The Probability Density Function (PDF) is a fundamental concept in probability and statistics. It describes how the values of a random variable are distributed. For continuous random variables, like those in the Erlang distribution, a PDF helps us to understand the likelihood of a variable taking a specific value within a certain range.

In the case of an Erlang distribution with parameters \( n \) and \( \lambda \), the PDF is expressed as: \[ f(z; n, \lambda) = \frac{\lambda^n z^{n-1} e^{-\lambda z}}{(n-1)!} \] This PDF defines the probability of the variable \( Z \) occurring between a range of values for \( z \). It integrates over the range to provide the probability of the variable being less than or equal to a certain threshold. It's crucial to note that the PDF for the Erlang distribution encompasses expressions that involve exponentials and gamma functions, reflecting the distribution's characteristics following a specific shape and rate.

The Cumulative Distribution Function (CDF) is another essential tool in understanding random variables. It provides the probability that a random variable \( Z \) will be less than or equal to a given value \( a \).

In the context of the Erlang distribution, the CDF is defined as the integral of the PDF from 0 to \( a \): \[ \mathrm{P}(Z_n \leq a) = \int_0^a \frac{\lambda^n z^{n-1} e^{-\lambda z}}{(n-1)!} \, dz \] This definition captures the area under the curve of the probability density function up to the value \( a \). The CDF is especially important for quantifying cumulative probabilities over an interval. In simpler terms, it helps us understand the total probability that the variable will fall below a particular threshold, providing a more complete understanding of the distribution's behavior over continuous ranges.

Integration by Parts is a powerful technique derived from the product rule of differentiation. It is frequently used to solve complex integration problems where the direct integration of two multiplied functions isn't straightforward. The formula for Integration by Parts is: \[ \int u \, dv = uv - \int v \, du \] Here, the goal is to choose \( u \) and \( dv \) wisely so that the resulting integral \( \int v \, du \) is simpler to evaluate.

In dealing with the CDF of an Erlang distribution, Integration by Parts comes into play by helping us simplify the integral defining the CDF: - Here, let \( u = z^{n-1} \) and \( dv = \frac{\lambda^n e^{-\lambda z}}{(n-1)!} \, dz \).
- Differentiate and integrate to get \( du = (n-1)z^{n-2} \, dz \) and \( v = -\frac{e^{-\lambda z}}{\lambda} \).
- This application allows breaking down the complex integration into manageable parts, ultimately simplifying the evaluation through recursive breakdowns.

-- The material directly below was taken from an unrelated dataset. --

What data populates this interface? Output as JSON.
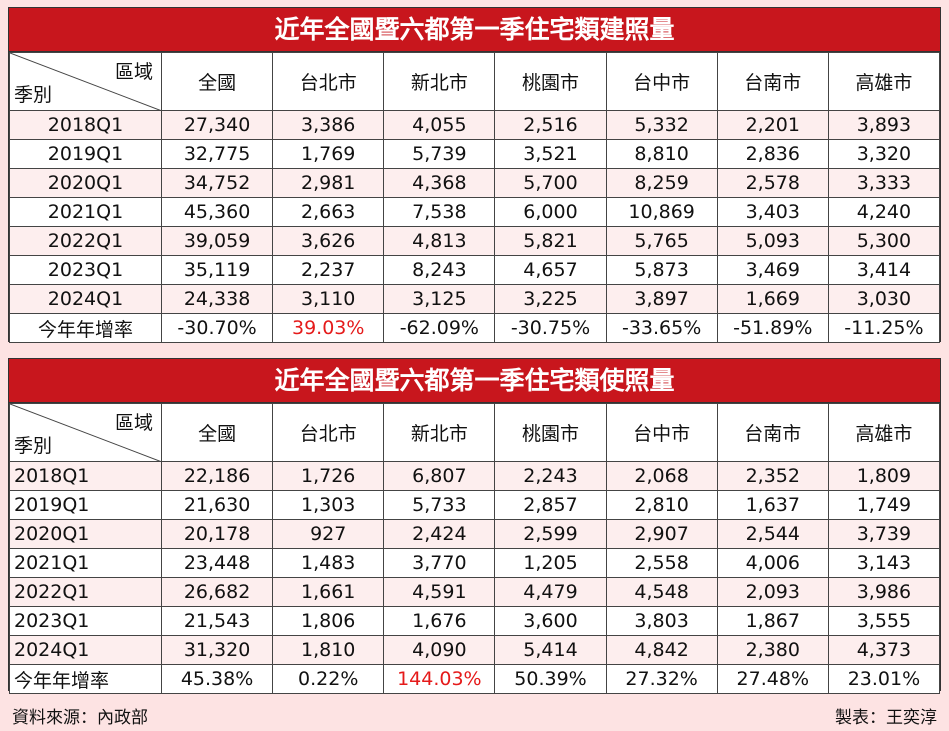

The Exponential Distribution is a simpler special case of the Erlang distribution, often used to model the time between events in a process that follows a constant average rate. It is characterized by a single rate parameter \( \lambda \), similar to the rate parameter in the Erlang distribution.

The probability density function for an Exponential Distribution is: \[ f(x; \lambda) = \lambda e^{-\lambda x} \] This function describes the likelihood of time between events being exactly \( x \).

In our context, understanding the Exponential Distribution helps to derive simpler conclusions about the behavior of random variables, particularly when dealing with the sum or combinations of independent exponential variables. This distribution is crucial when we discuss the Erlang-1 distribution \( Z_1 \), which is exactly an Exponential distribution. Understanding this relationship helps in reinterpreting and applying the CDF findings in contexts where exponential variables are at play.